For all the acclaim of Austin Rivers’ potentially dominating scoring presence, Gordon is a proven commodity. In his last two seasons — he played nine games in his abbreviated 2011-12 campaign — Gordon scored nearly one point per possession as a the pick-and-roll ball handler. For reference, Steve Nash scored 0.92 PPP last season (and he’s pretty darn good at pick-and-rolls you know?). Gordon is also dangerously efficient as he will likely convert on 60% of his total shots in the near future.
Young players like that don’t come very often. He’ll be a nice addition next to Anthony Davis.
Spencer Hawes, Philadelphia 76ers — two-years, $13.1 million
This may seem like an overpay, and it just might be, but it’s not as egregious as some make it seem.
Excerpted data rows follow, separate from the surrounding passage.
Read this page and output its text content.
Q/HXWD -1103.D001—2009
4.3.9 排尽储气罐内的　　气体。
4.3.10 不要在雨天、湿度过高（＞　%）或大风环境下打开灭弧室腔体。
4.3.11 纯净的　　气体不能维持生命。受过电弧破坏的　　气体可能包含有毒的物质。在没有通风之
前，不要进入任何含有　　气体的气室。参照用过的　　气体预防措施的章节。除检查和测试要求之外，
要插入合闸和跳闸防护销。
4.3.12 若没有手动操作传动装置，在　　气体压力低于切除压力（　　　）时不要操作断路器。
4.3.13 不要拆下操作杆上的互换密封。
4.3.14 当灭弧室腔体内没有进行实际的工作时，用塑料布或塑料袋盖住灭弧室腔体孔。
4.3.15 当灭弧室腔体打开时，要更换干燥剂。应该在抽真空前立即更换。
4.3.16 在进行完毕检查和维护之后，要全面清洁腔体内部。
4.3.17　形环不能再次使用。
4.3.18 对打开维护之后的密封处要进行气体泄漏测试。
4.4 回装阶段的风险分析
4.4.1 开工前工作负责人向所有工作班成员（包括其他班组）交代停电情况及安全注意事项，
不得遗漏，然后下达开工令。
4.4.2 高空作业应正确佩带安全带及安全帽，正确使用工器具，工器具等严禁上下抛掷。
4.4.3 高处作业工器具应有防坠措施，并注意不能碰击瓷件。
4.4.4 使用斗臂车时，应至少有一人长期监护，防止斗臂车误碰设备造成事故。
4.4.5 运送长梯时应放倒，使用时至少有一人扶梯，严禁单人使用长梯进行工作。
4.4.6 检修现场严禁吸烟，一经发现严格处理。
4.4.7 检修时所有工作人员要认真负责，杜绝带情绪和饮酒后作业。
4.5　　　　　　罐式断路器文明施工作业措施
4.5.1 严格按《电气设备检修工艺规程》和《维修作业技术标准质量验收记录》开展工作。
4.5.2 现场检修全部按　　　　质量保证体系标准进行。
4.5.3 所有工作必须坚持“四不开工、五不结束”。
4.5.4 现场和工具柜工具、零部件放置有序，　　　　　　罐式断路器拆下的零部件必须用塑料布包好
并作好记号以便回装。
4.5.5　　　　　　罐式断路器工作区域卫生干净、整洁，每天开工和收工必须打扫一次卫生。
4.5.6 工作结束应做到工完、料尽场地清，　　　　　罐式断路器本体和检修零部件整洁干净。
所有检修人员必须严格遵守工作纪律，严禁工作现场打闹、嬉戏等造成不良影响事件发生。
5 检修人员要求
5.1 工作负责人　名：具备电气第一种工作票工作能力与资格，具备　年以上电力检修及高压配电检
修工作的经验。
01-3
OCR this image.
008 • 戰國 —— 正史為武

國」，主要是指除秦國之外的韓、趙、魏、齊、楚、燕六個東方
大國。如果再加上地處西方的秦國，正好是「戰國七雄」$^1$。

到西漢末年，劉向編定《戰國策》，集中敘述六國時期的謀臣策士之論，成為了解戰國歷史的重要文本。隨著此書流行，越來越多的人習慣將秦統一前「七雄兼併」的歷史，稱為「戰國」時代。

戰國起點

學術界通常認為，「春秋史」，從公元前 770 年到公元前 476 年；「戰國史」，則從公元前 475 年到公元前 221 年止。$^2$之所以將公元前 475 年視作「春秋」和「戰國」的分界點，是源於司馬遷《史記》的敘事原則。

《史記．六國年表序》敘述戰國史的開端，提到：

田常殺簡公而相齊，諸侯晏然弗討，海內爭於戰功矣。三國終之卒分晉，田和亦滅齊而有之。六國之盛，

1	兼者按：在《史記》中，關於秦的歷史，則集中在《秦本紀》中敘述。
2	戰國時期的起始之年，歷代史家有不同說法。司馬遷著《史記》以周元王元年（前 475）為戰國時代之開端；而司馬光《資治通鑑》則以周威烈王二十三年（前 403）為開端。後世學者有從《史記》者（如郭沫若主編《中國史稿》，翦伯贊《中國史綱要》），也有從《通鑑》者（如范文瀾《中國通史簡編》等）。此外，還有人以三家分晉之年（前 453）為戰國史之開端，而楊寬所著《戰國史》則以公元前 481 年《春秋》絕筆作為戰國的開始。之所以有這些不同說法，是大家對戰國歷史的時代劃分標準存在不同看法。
Centers typically earn more money than the average player because length is an important quality to have as a basketball player. You can’t teach height so, when someone has it, NBA teams are more willing to shell out the extra cash. Besides, Hawes can make a mid-range shot and he’s an above-average finisher in pick-and-rolls. He also defends the pick-and-roll pretty well. Yes, he’s soft and he doesn’t have a ton of lateral quickness but at $6.55 million per year? It’s not that bad.
Michael Beasley, Phoenix Suns — three-years, $18 million
I’m not sure I like this one. Beasley is awfully inefficient as his true shooting percentage has steadily declined since his rookie season — and even then it wasn’t high either. Beasley isn’t a good defender as his overall PPP of 0.87 ranked 257th in the league. Why acquire a player to a three-year contract that won’t create for others and, when he creates for himself, doesn’t score effectively?
Hasheem Thabeet, Oklahoma City Thunder — two-years, unspecified
Another low-risk/high reward move from Oklahoma City. Who does this Sam Presti guy think he is, again? What gives him the right to make moves that actually make sense?
Jan 10, 2012, Los Angeles, CA, USA; Phoenix Suns guard Steve Nash (13), left, talks with film actor Jack Nicholson during the game against the Los Angeles Lakers at the Staples Center. The Lakers defeated the Suns 99-83. Mandatory Credit: Kirby Lee/Image of Sport-US PRESSWIRE
Phoenix sent Steve Nash to Los Angeles for their 2013 and 2015 first-round picks and 2013 and 2014 second-round picks
In the biggest deal of the night, Los Angeles acquired Nash in a sign-and-trade. They flipped four picks for Nash’s perspicacious passing ability. Nash fits into the trade exception acquired in their Lamar Odom trade last year, worth approximately $9 million.
There are some questions on how Nash will fit in Los Angeles. The Lakers rely extensively on Kobe Bryant isolations and Andrew Bynum post-ups, which represented 16% of their total offense. How will they fit Nash, the league’s most proficient passer the last three years from a percentage standpoint, without affecting their other players? Spotting him up from the perimeter will highlight Nash’s premier shooting ability but his primary asset, his passing, will be devalued in the context of Los Angeles’ offense. That’s a tough predicament. The fact of the matter is: The Lakers find this problem preferable to a noticeable absence at the point guard position. Can you deny that they made themselves a more potent team?
Goran Dragic, Phoenix Suns — four-years, $34 million
Dragic is a crafty pick-and-roll threat that also converted on 64% of his 219 attempts inside the restricted area last season. I’m a tad worried in whether he can sustain his numbers with more playing time. Phoenix took a dramatic fall with the news of Nash’s trade and adding Dragic will alleviate their shortcomings for the time being. Houston will reportedly not match Phoenix’ offer on their restricted free agent (AAV: $8.5 million).
(Contractual caveat: The deal is technically worth four-years, $30 million, with Dragic earning $1 million extra for every All-Star appearance. The last year of the contract is a player option. H/T Paul Coro.)
Other free agency tidbits
— Former Washington Wizard Rashard Lewis is on San Antonio’s radar according to Trevor Zickgraf of Project Spurs. Miami, the Lakers, Atlanta and New York are also interested.
— Milwaukee offered unrestricted free agent Ersan Ilyasova a five-year, $40 million contract (AAV: $8 million). It’s a substantial offer but Ilyasova is keeping his options open.
— Houston also offered Jeremy Lin a multiyear deal designed to make it more damaging to New York’s financial flexibility. New York seemed to intent in adding either Deron Williams or Nash and they whiffed on both. They may choose to swallow this “poison pill” contract for the sake of their point guard position.